We consider a simple distribution on sequences.^{1}

A memory chain
(markov chain^{2}
, memory model,
markov model)
on a set $A$ of
length $n$ is a joint
distribution $p: A^n \to [0, 1]$ satisfying

\[ p(a) = f(a_1) \prod_{i = 2}^{n} g(a_i, a_{i-1}) \]

for some distribution $f: A \to [0, 1]$ and $g: A^2 \to [0, 1]$ is a function for which $g(\cdot , \alpha ): A \to [0, 1]$ is a distribution on $A$ for every $\alpha \in A$.
$p$ so defined is a distribution.
The function $g$ is the conditional distribition
$p_{i \mid i-1}$ for $i = 2, \dots , n$.
The function $f$ is the first marginal $p_1$.

For this reason, we call $g$ the conditional distribution of the Markov chain. We call $f$ the initial distribution.

Let $A = \prod_{i} A_i$ and $p: A \to [0, 1]$ be a distribution.
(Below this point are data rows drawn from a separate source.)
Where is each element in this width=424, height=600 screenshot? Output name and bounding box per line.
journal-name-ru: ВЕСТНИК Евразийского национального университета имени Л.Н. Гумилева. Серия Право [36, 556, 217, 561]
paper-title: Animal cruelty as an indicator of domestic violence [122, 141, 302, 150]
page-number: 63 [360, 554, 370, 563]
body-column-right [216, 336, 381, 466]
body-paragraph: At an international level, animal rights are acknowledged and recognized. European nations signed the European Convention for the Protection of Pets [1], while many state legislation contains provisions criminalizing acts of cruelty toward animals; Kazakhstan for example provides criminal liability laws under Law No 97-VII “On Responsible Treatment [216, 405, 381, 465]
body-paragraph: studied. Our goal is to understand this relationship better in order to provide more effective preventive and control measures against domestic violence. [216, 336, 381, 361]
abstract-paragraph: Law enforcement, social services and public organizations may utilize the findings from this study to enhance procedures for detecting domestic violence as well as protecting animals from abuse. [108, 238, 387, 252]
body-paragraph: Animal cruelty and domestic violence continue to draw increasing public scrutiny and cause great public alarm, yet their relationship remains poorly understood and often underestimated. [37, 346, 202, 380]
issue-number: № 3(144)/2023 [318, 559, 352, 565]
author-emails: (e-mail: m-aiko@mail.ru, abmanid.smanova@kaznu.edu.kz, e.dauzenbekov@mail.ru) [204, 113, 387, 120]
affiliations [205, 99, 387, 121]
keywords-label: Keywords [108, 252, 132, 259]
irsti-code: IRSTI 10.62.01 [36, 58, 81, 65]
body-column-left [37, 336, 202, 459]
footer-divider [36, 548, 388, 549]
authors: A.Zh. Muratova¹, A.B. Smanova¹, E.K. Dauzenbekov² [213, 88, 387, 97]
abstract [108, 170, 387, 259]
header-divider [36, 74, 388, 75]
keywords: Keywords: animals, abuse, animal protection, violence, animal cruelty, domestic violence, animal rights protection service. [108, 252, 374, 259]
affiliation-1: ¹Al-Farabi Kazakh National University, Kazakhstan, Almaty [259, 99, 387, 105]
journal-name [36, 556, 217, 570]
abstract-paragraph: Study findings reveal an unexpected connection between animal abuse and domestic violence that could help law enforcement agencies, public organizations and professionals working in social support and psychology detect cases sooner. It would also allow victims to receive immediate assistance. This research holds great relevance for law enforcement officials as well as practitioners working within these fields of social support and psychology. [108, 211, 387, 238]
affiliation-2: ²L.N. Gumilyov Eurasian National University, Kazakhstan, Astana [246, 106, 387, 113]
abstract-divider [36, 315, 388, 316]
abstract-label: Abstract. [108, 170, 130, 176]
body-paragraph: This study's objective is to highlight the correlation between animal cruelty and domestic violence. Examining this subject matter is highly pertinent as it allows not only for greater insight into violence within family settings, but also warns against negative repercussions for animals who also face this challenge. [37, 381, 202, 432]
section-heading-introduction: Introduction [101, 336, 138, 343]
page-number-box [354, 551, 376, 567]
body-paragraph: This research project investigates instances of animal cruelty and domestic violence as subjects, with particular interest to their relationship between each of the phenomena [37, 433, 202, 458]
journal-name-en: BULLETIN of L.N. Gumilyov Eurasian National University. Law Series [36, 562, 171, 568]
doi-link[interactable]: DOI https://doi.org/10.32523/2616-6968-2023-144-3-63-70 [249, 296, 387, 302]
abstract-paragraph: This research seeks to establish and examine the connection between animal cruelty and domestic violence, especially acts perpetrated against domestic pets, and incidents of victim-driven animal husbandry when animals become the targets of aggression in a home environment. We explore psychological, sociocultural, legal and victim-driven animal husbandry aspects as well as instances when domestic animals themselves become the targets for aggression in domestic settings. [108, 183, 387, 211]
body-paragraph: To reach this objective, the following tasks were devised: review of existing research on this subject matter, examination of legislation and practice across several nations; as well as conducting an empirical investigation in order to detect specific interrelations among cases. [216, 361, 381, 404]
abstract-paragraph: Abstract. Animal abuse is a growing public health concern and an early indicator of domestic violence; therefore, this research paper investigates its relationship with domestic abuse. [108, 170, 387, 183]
On one hand, $p$ is said to be memoryless (or have zero-order memory) if $p = \prod_i p_i$. In particular, $p_{i \mid i-1}(\alpha , \beta ) = p_{i}(\alpha )$ for every $i = 2, \dots , n$. On the other hand, $p$ is said to have first-order memory if $p = p_1 \prod_{i = 2}^n p_{i \mid i-1}$

If, in addition, $A_i = A_1$ for all $i = 1, \dots , n$, then we say that $p$ has homogenous conditionals if $p_{i \mid i-1} = p_{j \mid j-1}$ for $i \neq j = 2, \dots , n$. In this language, a memory chain is a joint distribution with first-order memory and homogogenous conditionals.